[Python-3000] Support for PEP 3131 (original) (raw)

Jim Jewett jimjjewett at gmail.com
Fri May 25 16:56:52 CEST 2007


On 5/24/07, Guillaume Proux <gproux+py3000 at gmail.com> wrote:

Hi Jim, On 5/25/07, Jim Jewett <jimjjewett at gmail.com> wrote: > It isn't strictly security; when I've been burned by cut-and-paste > that turned out to be an unexpected character, it didn't cause damage, > but it did take me a long time to debug.

Can you give a longer explanation because I don't understand what is the issue. Is it like the issue with confusing 0 and O ? You seemingly already have an experience with using something that is now not legal in Python. Was it in Java or .NET world?

The really hard-to-debug ones were usually in C. It happened more when I was less experienced, or the available tools were limited.

They usually involved something that looked like a quote mark, but wasn't. (I worry about the characters that look like a less-than sign, but I've never had trouble with them in practice. Problems with other punctuation were rare enough that I can't say they were worse than "." vs "," or ":" vs ";".)

This would be less of a problem in python because it takes triple-quotes to continue a line string across multiple lines -- but it would still be an occasional problem.

This would be less of a problem if I had started out smarter, or I if never worked with people who used presentation-focused editors (like MS Word) when discussing code, but those are only theoretical possibilities.

> For most people, the appearance of a Greek or Japanese (let alone > both) character would be more likely to indicate a typo. If you know > that your project is using both languages, then just allow both; the > point is that you have made an explicit decision to do so.

* Python is dynamic (you can have a e.g. pygtk user interface which enables you to load at runtime a new .py file even to use a text view to type in a mini-script that will do something specific in your application domain): you never know what will get loaded next

I am not missing that -- that is the situation I worry about most. If I'm running something that new, and I've only inspected it visually, I want a great big warning about unexpected characters that merely look like what I thought they were.

No, this won't happen often -- but like threading race conditions, that almost makes it worse. Because it is rare, people won't remember to check for it unless the check is an automated default.

If I were in a Japanese environment, regularly getting code written in Japanese, then Japanese code would be fine, so I would set my environment to accept Japanese -- but I would still get that warning for something with that appears Latin but actually contains Cyrillic.

* Python is embeddable: and often it is to bring the power of python to less sophisticated users. You can imagine having a global system deployed all around the world by a global company enabling each user in each subsidiary to create their own extension scripts.
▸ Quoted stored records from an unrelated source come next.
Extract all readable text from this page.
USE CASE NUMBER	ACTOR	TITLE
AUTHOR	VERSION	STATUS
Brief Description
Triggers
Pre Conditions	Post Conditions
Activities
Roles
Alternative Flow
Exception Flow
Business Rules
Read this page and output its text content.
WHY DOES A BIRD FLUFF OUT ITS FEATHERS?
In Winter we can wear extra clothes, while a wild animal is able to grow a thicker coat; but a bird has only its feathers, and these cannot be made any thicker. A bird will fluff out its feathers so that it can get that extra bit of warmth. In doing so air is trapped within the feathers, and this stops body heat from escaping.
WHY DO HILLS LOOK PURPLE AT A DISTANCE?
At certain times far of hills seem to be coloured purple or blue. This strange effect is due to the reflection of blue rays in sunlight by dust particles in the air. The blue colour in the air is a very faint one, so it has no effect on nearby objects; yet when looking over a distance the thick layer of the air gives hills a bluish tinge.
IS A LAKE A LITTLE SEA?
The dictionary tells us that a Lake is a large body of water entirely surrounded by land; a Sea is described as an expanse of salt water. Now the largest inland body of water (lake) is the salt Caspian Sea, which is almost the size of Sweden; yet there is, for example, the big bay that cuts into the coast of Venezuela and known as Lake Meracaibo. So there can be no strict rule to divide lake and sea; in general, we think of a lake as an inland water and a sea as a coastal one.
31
If they can supply their own scripts, they can supply their own data files -- including an acceptable characters table. But they wouldn't really need to -- realistically, the acceptable characters would be a corporate (or at least site-wide) policy decision that could be set at install time.

* There is a runtime cost for checking: the speed vs. security tradeoff

True, but if speed is that important, than ASCII-only is better; the initial file reading will happen faster, as will the parsing to characters, and the deciding whether characters can be part of an identifier. Even a blind "Anything code point greater than 127 is always allowed" is still slower than not having to consider those code points.

Once you start saying "letters and digits only", you need a per-character lookup, and the difference between "in this set of 4000 out of several million" vs "in this set of several million out of several more million" doesn't need to slow things down.

(for a security benefit that is still very much hypothetical in the face of the experience of Java and .NET people)

(a) Aren't those compile languages, rather than interpreted? So a misleadingly-named identifier doesn't matter as much, because people aren't looking at the source anyhow. (b) How do you know there haven't been problems that just weren't caught? (Perhaps more of the "wonder why that errored out" variety than security breaches.)

* In real life, you won't see much python programs that are not written in your script.

Exactly. So when you do, they should be flagged.